After the launch of the framework, FutureGov and Nesta started building an app aiming to provide a remote way for public sector teams to use the framework to self-assess their innovation skills and attitudes. After that alpha version, Nesta was able to use it with the teams of civil servants that they worked with.
Earlier this year, Nesta asked us to review the alpha, refine the audience and collaboratively create a new version that better fits user expectations and needs. With a focus on the skills needed to work differently in the current public sector.
We initially spoke with potential users from different organisations and countries, to understand whether the app’s existing features were useful, and gain a wider understanding of the value the app could add to their personal development.
We used a hypothesis-led user research process to test our assumptions that the app:
- had too much information, causing users to feel overwhelmed by the amount of information throughout the assessment and within their results
- was confusing as users didn’t know how to apply the results of the assessment in their current jobs
- was not clear with the results as users didn’t know how and where to gain or develop skills the app suggested
- provided no guidance on how to use the results to improve the innovativeness of the user’s team
We designed and conducted research, interviewing eight potential users of a new (beta) version of the app. Our findings covered six recurring themes that would become our focus.
Understanding and contextualising: There was confusion around terminology, what skills look like in practice and the difference between skills, attitudes and behaviours.
Action plan: The app needed a way to inform and guide users on how to use the results and direct them to further resources.
Teamwork: There was a missing feature that would allow users to cross reference the results with the rest of their team, providing suggestions on how users can work with their teams to develop their skills.
Audience: The app needed to be open to users in the public sector at all levels, from leadership to front-line staff, with potential to be used in recruitment processes.
Trust verification: There was a lack of detail around the story behind the organisations and method used to create the framework. Users also wanted to see how the app was affiliated to a respected body.
Visualisation and function: The app needed to bring things to life through visuals. The constant scrolling was distracting and time consuming, and the presentation of results needed to be clearer.

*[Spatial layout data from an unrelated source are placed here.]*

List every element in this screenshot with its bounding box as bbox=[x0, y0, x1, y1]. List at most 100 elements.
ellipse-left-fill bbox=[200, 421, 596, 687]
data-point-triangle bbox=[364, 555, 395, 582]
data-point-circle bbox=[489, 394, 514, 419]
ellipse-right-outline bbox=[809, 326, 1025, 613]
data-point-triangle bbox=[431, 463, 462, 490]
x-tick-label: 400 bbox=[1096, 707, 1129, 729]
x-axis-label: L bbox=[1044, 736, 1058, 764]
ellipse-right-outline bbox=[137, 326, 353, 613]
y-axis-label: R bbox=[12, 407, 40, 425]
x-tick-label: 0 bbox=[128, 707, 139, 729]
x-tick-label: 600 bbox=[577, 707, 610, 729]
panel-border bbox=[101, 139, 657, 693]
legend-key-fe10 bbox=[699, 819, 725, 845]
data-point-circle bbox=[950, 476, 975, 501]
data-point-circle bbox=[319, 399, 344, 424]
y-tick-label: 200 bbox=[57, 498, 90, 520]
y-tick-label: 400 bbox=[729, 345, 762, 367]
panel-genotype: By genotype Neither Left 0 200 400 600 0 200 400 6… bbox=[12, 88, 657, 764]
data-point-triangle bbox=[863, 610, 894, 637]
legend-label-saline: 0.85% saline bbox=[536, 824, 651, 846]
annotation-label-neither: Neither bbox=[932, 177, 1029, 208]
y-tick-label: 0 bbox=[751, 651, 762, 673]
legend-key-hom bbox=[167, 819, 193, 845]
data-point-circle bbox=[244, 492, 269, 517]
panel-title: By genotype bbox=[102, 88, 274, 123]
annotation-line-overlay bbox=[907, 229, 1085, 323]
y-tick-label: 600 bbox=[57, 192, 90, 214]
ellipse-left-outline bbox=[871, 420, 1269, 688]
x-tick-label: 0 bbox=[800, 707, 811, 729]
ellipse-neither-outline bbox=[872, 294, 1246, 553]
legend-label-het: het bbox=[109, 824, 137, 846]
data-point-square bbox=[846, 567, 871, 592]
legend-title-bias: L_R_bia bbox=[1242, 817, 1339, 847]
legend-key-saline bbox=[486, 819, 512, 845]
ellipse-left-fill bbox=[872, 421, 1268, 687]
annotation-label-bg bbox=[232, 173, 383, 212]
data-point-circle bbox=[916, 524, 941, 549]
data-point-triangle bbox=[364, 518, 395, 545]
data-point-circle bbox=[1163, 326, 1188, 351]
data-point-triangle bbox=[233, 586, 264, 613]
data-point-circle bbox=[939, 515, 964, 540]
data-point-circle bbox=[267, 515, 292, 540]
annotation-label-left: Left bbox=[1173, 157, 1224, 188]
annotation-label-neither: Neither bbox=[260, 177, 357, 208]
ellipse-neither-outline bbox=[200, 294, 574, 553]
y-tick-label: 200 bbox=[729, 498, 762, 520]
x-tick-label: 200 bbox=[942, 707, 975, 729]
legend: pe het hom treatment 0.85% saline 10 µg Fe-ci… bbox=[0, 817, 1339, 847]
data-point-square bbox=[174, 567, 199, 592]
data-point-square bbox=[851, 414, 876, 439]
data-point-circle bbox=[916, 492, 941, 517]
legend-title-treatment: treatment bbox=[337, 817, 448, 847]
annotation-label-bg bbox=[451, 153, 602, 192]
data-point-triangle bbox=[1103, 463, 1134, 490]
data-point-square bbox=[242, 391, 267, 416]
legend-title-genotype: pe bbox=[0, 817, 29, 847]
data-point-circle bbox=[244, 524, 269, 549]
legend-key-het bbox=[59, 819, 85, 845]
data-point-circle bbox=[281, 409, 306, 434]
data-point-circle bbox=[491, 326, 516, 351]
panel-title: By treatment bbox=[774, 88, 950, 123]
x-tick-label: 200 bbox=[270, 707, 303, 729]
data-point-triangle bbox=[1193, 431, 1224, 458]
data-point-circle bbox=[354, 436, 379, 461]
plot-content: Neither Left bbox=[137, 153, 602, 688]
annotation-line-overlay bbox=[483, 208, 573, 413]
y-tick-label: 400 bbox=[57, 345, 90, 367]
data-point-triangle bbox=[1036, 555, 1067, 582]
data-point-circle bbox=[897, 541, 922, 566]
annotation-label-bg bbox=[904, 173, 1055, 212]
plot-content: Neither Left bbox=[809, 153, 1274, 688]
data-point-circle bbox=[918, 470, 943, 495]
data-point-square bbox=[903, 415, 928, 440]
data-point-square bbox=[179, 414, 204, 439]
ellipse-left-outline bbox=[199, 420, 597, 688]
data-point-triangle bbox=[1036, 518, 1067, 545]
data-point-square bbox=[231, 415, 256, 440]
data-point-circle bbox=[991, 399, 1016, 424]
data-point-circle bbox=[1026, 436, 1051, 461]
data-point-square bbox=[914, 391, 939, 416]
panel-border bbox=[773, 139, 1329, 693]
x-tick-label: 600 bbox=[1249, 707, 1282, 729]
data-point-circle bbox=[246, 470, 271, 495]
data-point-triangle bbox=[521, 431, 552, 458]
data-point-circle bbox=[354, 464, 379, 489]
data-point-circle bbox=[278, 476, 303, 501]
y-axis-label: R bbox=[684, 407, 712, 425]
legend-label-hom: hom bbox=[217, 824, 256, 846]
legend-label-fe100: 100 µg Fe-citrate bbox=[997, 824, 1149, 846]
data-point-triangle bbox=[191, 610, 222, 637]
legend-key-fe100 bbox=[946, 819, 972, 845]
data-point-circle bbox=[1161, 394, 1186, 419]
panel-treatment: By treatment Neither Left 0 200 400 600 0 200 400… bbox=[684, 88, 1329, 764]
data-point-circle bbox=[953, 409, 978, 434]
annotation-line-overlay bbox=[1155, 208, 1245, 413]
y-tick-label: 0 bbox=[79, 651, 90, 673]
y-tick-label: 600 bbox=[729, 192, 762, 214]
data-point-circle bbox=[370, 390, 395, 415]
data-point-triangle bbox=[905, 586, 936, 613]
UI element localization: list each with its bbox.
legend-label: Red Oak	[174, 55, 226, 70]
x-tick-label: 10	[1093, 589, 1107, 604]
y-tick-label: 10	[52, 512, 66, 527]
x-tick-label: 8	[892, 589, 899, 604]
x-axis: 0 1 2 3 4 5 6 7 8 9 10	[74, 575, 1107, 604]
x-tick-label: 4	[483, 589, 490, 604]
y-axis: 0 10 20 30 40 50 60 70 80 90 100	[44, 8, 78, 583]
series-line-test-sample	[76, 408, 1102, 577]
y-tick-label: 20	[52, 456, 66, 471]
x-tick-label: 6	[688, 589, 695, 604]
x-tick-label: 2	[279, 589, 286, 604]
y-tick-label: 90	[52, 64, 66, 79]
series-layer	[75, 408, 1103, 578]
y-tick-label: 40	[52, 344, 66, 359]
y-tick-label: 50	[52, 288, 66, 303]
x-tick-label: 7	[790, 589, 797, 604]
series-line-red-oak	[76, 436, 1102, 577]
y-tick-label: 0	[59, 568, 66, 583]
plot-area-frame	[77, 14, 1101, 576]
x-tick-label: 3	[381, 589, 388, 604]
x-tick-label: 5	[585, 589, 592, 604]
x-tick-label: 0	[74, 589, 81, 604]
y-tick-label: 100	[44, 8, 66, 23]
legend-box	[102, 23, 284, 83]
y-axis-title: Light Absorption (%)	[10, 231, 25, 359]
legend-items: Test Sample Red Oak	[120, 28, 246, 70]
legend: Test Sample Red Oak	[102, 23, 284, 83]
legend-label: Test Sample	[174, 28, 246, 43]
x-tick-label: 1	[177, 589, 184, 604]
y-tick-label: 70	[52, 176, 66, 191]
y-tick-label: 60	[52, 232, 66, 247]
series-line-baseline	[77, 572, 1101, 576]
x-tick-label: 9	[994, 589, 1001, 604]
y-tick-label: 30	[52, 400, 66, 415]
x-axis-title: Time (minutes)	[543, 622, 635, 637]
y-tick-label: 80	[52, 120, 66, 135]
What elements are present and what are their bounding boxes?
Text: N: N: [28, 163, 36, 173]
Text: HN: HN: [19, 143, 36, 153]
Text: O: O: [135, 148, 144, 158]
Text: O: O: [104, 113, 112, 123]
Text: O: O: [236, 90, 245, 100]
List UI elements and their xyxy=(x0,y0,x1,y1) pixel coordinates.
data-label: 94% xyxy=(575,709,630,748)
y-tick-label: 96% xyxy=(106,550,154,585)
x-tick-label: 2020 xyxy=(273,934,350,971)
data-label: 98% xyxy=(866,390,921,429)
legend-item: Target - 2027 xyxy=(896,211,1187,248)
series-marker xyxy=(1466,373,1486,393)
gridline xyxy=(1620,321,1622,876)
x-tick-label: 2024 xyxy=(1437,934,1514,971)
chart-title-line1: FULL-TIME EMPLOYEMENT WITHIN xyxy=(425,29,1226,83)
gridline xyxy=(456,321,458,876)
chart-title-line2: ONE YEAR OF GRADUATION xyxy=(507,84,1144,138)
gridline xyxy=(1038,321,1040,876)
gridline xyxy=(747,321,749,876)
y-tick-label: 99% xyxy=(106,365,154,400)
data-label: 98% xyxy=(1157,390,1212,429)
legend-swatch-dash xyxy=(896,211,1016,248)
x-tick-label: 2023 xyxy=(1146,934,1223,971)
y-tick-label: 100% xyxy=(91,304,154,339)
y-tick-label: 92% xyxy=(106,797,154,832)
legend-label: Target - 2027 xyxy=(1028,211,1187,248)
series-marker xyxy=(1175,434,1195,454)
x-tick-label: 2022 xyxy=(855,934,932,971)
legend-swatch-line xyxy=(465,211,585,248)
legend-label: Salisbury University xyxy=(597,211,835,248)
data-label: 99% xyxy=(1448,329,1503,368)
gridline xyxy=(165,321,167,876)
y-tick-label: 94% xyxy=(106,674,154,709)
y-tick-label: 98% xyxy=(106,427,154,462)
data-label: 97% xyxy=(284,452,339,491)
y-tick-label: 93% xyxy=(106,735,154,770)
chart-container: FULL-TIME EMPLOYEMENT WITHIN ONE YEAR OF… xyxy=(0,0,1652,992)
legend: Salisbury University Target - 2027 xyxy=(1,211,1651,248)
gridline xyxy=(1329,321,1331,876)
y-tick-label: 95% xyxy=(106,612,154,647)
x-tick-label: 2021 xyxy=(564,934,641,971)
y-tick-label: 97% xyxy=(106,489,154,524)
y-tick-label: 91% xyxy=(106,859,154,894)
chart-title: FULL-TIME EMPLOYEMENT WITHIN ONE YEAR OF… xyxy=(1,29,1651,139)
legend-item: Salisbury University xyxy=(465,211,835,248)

Using insights from our user research we designed the beta version of the app. The tool now includes new and improved features including but not limited to an improved UX, a rebuild on modern architecture, Nesta design style and branding and the ability for users to manage/delete their own data.
Their technical skills and knowledge (from user research to back-end app development) really helped to push us, and shape this product for the better.
FutureGov were responsive, flexible and patient to our questions and alterations throughout the process, and helped to challenge our thinking.
The next steps will be testing the beta app with people working in the public sector innovation space from the UK and internationally, with the involvement of the State of Change team. This testing phase will aim to understand how far the changes we’ve made have addressed the original challenges and what further improvements might be required to have a full live version of the digital tool for public sector innovation skills.